By Jason Wojciechowski on January 16, 2006 at 4:58 PM
I'm not sure I remember the last time I was this excited about the NFL playoffs. For some reason, I chose this year to be the one where I watched pretty much every minute of all the games, and I've been rewarded with some pretty remarkable action.
- Who gets shut out in the playoffs? Even better, who gets shut out in the playoffs after scoring the third-most points in the entire league? As Chris Berman might say, the Geeeeeeee-men, that's who. Eli Manning? 113 yards. Tiki Barber? 41 yards. Panther defense? Absolute domination. Obviously, this game wasn't much for drama, but the spectacle of the shutout was pretty cool.
- Speaking of spectacle, how about Mark Brunell throwing for 41 yards against Tampa Bay ... and winning? And it's not like Clinton Portis (53 yards) carried the load. No, this one was all defense. The Washington d-line must have tipped about twelve Chris Simms passes, which is part of a league-wide trend toward tipping passes, but also part of Simms not playing like he's 6'4". Really, if you're that big, you should be able to get your ball over the line.
- I didn't watch the Steelers-Bengals game as closely, largely because I knew Cincinnati didn't have a chance after Carson Palmer went down. Jon Kitna played valiantly, I thought, and he made the most of the skills he has (his mobility, mainly) to cause some trouble, but it was pretty clear that it wasn't going to be enough. I, like Bill Simmons, was hoping the Bengals could get to the Super Bowl just for the spectacle of seeing Chad Johnson navigate Media Week.
- New England-Jacksonville was never really competitive and generally didn't really have a lot to recommend it. Oh well.
- I predicted that whoever got to 10 points in the Carolina-Chicago game would win it. Instead, the teams combined for fifty and the game ended with Rex Grossman trying to lead a final drive for a touchdown and two-point conversion to tie the game. He's about as qualified to lead that drive as I am, though, so the ending was predictable. Both defenses disappointed me, but what really killed Chicago was poor traction: two times, a defensive back fell down, allowing Steve Smith to score a touchdown. Who knows what happens if the defenders keep their feet in those situations.
- Washington-Seattle wasn't ever really in doubt, even after Shaun Alexander went down. Washington just didn't have the horses to stay with the Seahawks. Alexander's injury creates an interesting situation for next week, when both Seattle and Carolina could be missing their running backs.
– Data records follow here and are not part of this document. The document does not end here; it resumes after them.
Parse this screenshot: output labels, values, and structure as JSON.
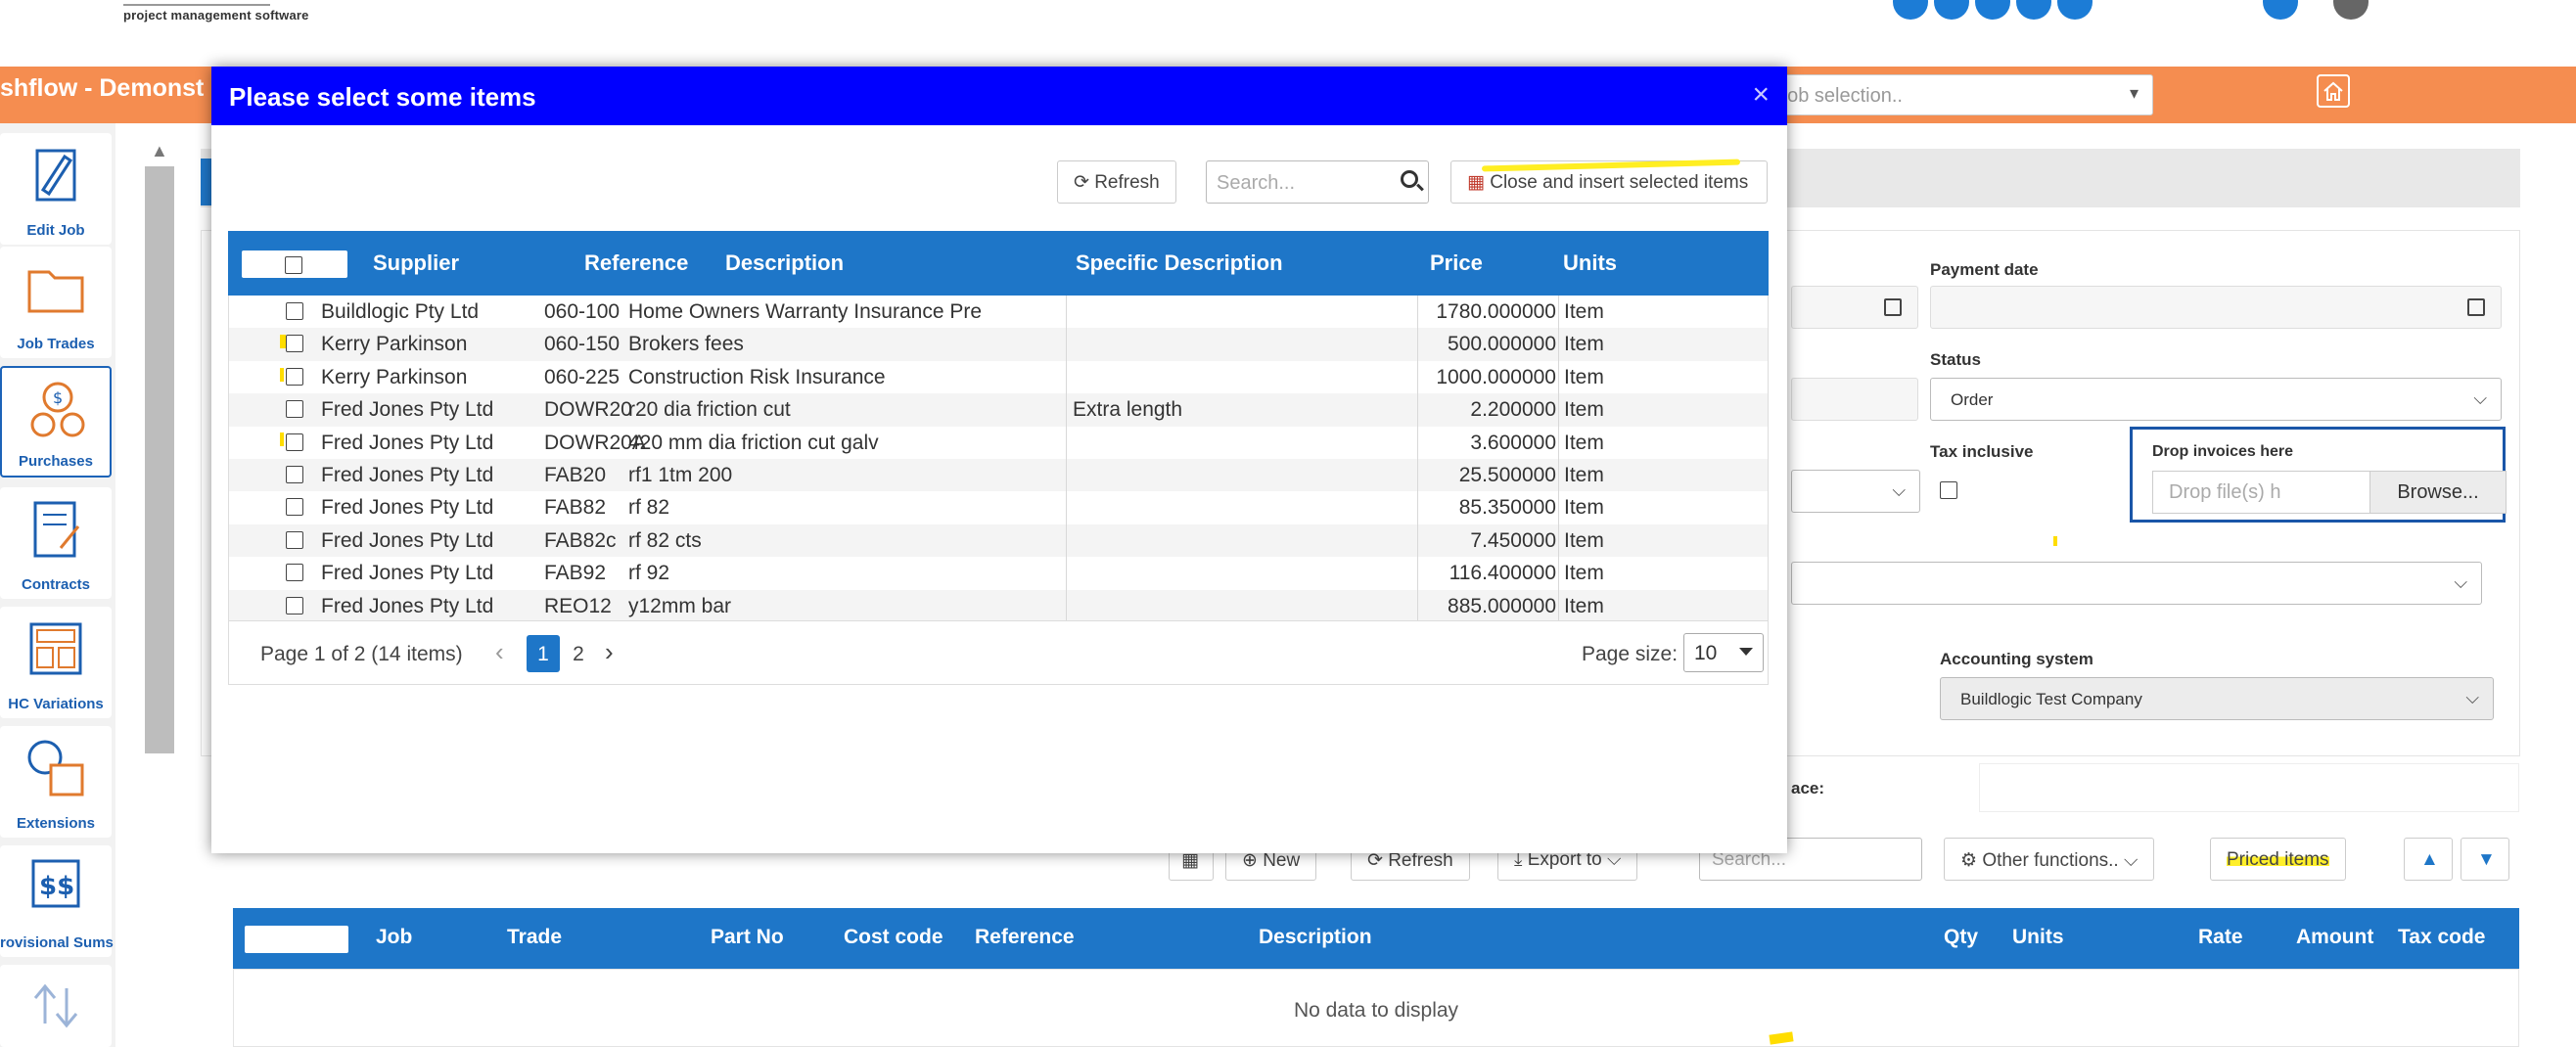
{
  "header": {
    "logo_tagline": "project management software"
  },
  "appbar": {
    "title": "shflow - Demonst",
    "job_select_placeholder": "e job selection.."
  },
  "sidebar": {
    "items": [
      {
        "label": "Edit Job",
        "icon": "edit-job-icon"
      },
      {
        "label": "Job Trades",
        "icon": "folder-icon"
      },
      {
        "label": "Purchases",
        "icon": "coins-icon"
      },
      {
        "label": "Contracts",
        "icon": "contract-icon"
      },
      {
        "label": "HC Variations",
        "icon": "calculator-icon"
      },
      {
        "label": "Extensions",
        "icon": "calendar-clock-icon"
      },
      {
        "label": "rovisional Sums",
        "icon": "dollar-sums-icon"
      }
    ]
  },
  "background_form": {
    "payment_date_label": "Payment date",
    "status_label": "Status",
    "status_value": "Order",
    "tax_inclusive_label": "Tax inclusive",
    "drop_invoices_label": "Drop invoices here",
    "drop_placeholder": "Drop file(s) h",
    "browse_label": "Browse...",
    "accounting_label": "Accounting system",
    "accounting_value": "Buildlogic Test Company",
    "partial_label": "ace:"
  },
  "background_toolbar": {
    "new_label": "New",
    "refresh_label": "Refresh",
    "export_label": "Export to",
    "search_placeholder": "Search...",
    "other_functions_label": "Other functions..",
    "priced_items_label": "Priced items"
  },
  "background_grid": {
    "columns": [
      "Job",
      "Trade",
      "Part No",
      "Cost code",
      "Reference",
      "Description",
      "Qty",
      "Units",
      "Rate",
      "Amount",
      "Tax code"
    ],
    "empty_text": "No data to display"
  },
  "modal": {
    "title": "Please select some items",
    "close_symbol": "×",
    "refresh_label": "Refresh",
    "search_placeholder": "Search...",
    "insert_label": "Close and insert selected items",
    "columns": {
      "supplier": "Supplier",
      "reference": "Reference",
      "description": "Description",
      "specific": "Specific Description",
      "price": "Price",
      "units": "Units"
    },
    "rows": [
      {
        "supplier": "Buildlogic Pty Ltd",
        "reference": "060-100",
        "description": "Home Owners Warranty Insurance Pre",
        "specific": "",
        "price": "1780.000000",
        "units": "Item"
      },
      {
        "supplier": "Kerry Parkinson",
        "reference": "060-150",
        "description": "Brokers fees",
        "specific": "",
        "price": "500.000000",
        "units": "Item"
      },
      {
        "supplier": "Kerry Parkinson",
        "reference": "060-225",
        "description": "Construction Risk Insurance",
        "specific": "",
        "price": "1000.000000",
        "units": "Item"
      },
      {
        "supplier": "Fred Jones Pty Ltd",
        "reference": "DOWR20",
        "description": "r20 dia friction cut",
        "specific": "Extra length",
        "price": "2.200000",
        "units": "Item"
      },
      {
        "supplier": "Fred Jones Pty Ltd",
        "reference": "DOWR20A",
        "description": "420 mm dia friction cut galv",
        "specific": "",
        "price": "3.600000",
        "units": "Item"
      },
      {
        "supplier": "Fred Jones Pty Ltd",
        "reference": "FAB20",
        "description": "rf1 1tm 200",
        "specific": "",
        "price": "25.500000",
        "units": "Item"
      },
      {
        "supplier": "Fred Jones Pty Ltd",
        "reference": "FAB82",
        "description": "rf 82",
        "specific": "",
        "price": "85.350000",
        "units": "Item"
      },
      {
        "supplier": "Fred Jones Pty Ltd",
        "reference": "FAB82c",
        "description": "rf 82 cts",
        "specific": "",
        "price": "7.450000",
        "units": "Item"
      },
      {
        "supplier": "Fred Jones Pty Ltd",
        "reference": "FAB92",
        "description": "rf 92",
        "specific": "",
        "price": "116.400000",
        "units": "Item"
      },
      {
        "supplier": "Fred Jones Pty Ltd",
        "reference": "REO12",
        "description": "y12mm bar",
        "specific": "",
        "price": "885.000000",
        "units": "Item"
      }
    ],
    "pager": {
      "info": "Page 1 of 2 (14 items)",
      "pages": [
        "1",
        "2"
      ],
      "page_size_label": "Page size:",
      "page_size": "10"
    }
  },
  "colors": {
    "modal_header": "#0000ff",
    "grid_header": "#1e76c8",
    "app_bar": "#f58d50",
    "highlight": "#ffee22"
  }
}
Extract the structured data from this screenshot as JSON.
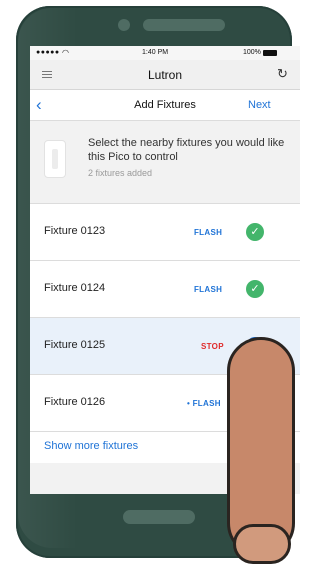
{
  "status_bar": {
    "carrier": "●●●●● ",
    "time": "1:40 PM",
    "battery": "100%"
  },
  "browser": {
    "title": "Lutron"
  },
  "nav": {
    "title": "Add Fixtures",
    "next": "Next"
  },
  "info": {
    "instruction": "Select the nearby fixtures you would like this Pico to control",
    "subtext": "2 fixtures added"
  },
  "fixtures": [
    {
      "name": "Fixture 0123",
      "action": "FLASH",
      "state": "added"
    },
    {
      "name": "Fixture 0124",
      "action": "FLASH",
      "state": "added"
    },
    {
      "name": "Fixture 0125",
      "action": "STOP",
      "state": "selected"
    },
    {
      "name": "Fixture 0126",
      "action": "• FLASH",
      "state": "available"
    }
  ],
  "show_more": "Show more fixtures",
  "colors": {
    "accent": "#1f73d6",
    "added": "#43b56b",
    "stop": "#e02b2b",
    "device": "#2f4b43"
  }
}
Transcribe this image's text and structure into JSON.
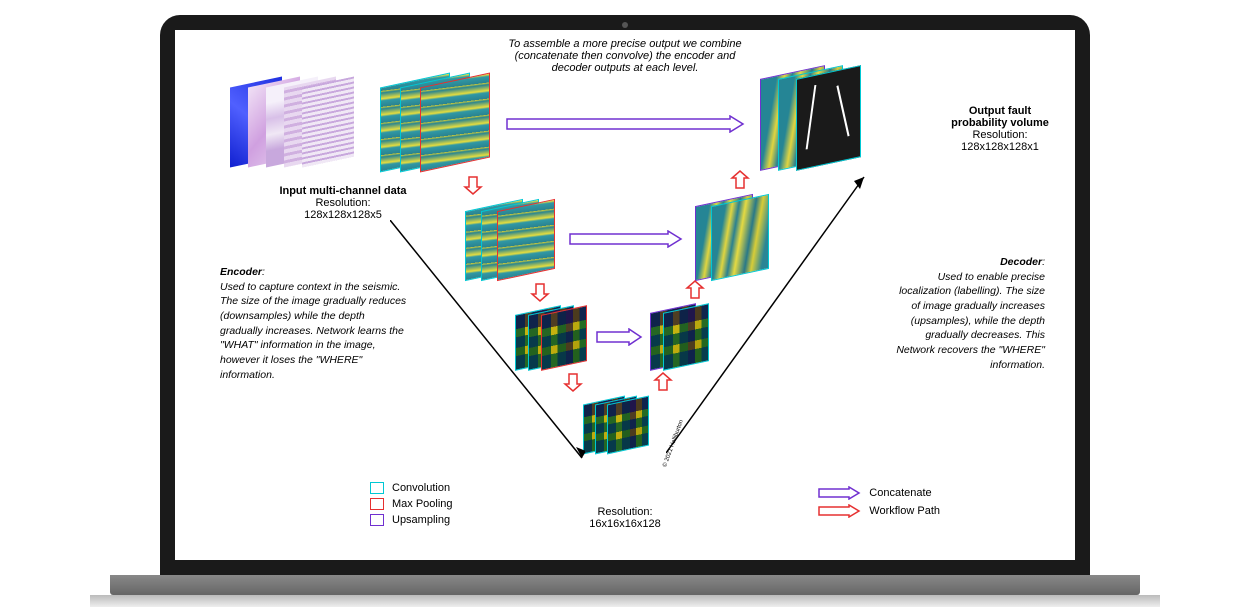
{
  "top_caption": "To assemble a more precise output we combine (concatenate then convolve) the encoder and decoder outputs at each level.",
  "input": {
    "title": "Input multi-channel data",
    "res_label": "Resolution:",
    "res_value": "128x128x128x5"
  },
  "output": {
    "title": "Output fault probability volume",
    "res_label": "Resolution:",
    "res_value": "128x128x128x1"
  },
  "encoder": {
    "title": "Encoder",
    "body": "Used to capture context in the seismic. The size of the image gradually reduces (downsamples) while the depth gradually increases. Network learns the \"WHAT\" information in the image, however it loses the \"WHERE\" information."
  },
  "decoder": {
    "title": "Decoder",
    "body": "Used to enable precise localization (labelling). The size of image gradually increases (upsamples), while the depth gradually decreases. This Network recovers the \"WHERE\" information."
  },
  "bottom": {
    "res_label": "Resolution:",
    "res_value": "16x16x16x128"
  },
  "legend": {
    "conv": "Convolution",
    "maxpool": "Max Pooling",
    "upsample": "Upsampling",
    "concat": "Concatenate",
    "workflow": "Workflow Path"
  },
  "copyright": "© 2021 Halliburton"
}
- The Patriots-Broncos game was hugely disappointing to me. I'm not what you'd call a Patriots fan, but I have some unreasonable dislike for the Broncos, probably related to some combination of feelings against Mike Shanahan and Bill Romanowski. New England just made far too many mistakes, uncharacteristically, and paid the price.
- And the best for last. Pittsburgh dominated Indianapolis for about 55 minutes. They were getting to Peyton Manning, not letting him get good throws off, shutting down Edgerrin James, and generally coasting on the strength of two good early drives. You can't keep a good offense down forever, though, and I really started to believe once Manning led the Colts to two touchdowns to bring the game within three points. Then ... wow. The failed fourth-down conversion deep in Indianapolis territory. The Colts timeouts forcing Pittsburgh to do more than just kneel. The devastating Jerome Bettis fumble. The return for a touchdown stopped by Ben Roethlisberger grabbing Nick Harper's ankle. And the most accurate kicker in the history of the league absolutely shanking the final field goal. And can I just add a note on Nick Harper? Didn't he play a magnificent game? He gets stabbed by his wife, gets his knee smacked around early in the game, and then, with the exception of one pass interference call, plays great, culminating in nearly taking a fumble 98 yards for a likely-game-winning score.
Here's to hoping the next three games are just as good. I'm rooting for the Steelers and Seahawks, and I think the Steelers will win, but I'll have to reserve judgment on the NFC game until we know the status of the two running backs.